KHARTOUM- Sudan's transitional government will start a nine-month economic rescue plan next month aimed at curbing rampant inflation while ensuring supplies of basic goods and is asking the World Bank for $2 billion, the country's finance minister said on Monday.

Shortages of bread, fuel and medicine coupled with hefty price rises sparked protests that led to the toppling of longtime ruler Omar al-Bashir in April.

The economy has remained in turmoil as politicians negotiated a power-sharing deal between the military and civilians. The government was appointed this month. 

Finance Minister Ibrahim Elbadawi told reporters the new plan would restructure the budget and tackle inflation but leave bread and petrol subsidies in place until at least June 2020.

"It aims ... to restructure the banking sector, rationalise government spending, address the state's financial burden and review tax exemptions, because 60% of economic activity is tax exempt," Elbadawi said.
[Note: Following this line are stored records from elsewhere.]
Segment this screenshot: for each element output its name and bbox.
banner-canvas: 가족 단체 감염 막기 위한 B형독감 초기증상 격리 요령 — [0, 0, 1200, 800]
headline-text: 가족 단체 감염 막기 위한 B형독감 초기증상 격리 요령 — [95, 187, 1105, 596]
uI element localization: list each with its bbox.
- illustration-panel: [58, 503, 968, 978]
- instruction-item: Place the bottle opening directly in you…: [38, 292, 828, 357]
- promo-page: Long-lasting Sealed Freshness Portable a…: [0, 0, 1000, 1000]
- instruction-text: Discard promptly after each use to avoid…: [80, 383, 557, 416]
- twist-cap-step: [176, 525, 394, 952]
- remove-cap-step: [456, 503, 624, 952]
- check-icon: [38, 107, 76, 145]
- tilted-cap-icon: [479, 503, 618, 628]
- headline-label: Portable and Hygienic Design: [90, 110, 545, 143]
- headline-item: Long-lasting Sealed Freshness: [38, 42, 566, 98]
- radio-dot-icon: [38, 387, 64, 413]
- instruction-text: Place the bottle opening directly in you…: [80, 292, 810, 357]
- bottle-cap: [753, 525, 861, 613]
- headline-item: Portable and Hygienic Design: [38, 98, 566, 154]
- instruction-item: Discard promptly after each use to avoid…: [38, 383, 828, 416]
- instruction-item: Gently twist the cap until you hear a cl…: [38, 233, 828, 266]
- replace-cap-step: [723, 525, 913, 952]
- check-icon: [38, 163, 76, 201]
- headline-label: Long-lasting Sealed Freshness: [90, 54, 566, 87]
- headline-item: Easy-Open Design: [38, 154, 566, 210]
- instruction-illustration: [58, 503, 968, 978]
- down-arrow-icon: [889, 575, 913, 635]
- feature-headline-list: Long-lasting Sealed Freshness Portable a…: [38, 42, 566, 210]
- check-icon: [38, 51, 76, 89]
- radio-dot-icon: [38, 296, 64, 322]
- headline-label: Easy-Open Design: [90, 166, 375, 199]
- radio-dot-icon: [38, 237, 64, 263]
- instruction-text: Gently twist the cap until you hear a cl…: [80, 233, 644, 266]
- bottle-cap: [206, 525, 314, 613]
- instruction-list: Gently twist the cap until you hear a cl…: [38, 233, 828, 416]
It would also combat corruption.

The transitional government, led by Prime Minister Abdalla Hamdok, is Sudan's first since Bashir's overthrow.

The government needs billions of dollars to import basic goods such as fuel and flour. Fuel subsidies account for 8% of gross domestic product, Elbadawi said.

The government wants to replace commodity subsidies with direct cash transfers to poor families by the end of the rescue plan, he added.

Hamdok, now in New York, will ask the World Bank for $2 billion in funding, Elbadawi said. Khartoum has asked the bank to send three Sudanese experts as secondees and to help pay their salaries to improve central bank and finance ministry performance during the political transition.

Sudan has so far been unable to tap the International Monetary Fund and World Bank for support because the United States still lists the country as a state sponsor of terrorism.

"American officials have informed us that removing Sudan from the U.S. terrorism list is complicated because it is tied to Congress and could take nine months to a year," Elbadawi said.

The new economic plan aims to address the country's weakening currency, he said. The Sudanese pound is officially set at 45 to the dollar, but on the black market on Monday it was trading at 69 pounds. Elbadawi said he hoped to unify the two exchange rates by June.

Hamdok said in an interview with Reuters shortly after his appointment in August that Sudan needed $8 billion in foreign aid over the next two years.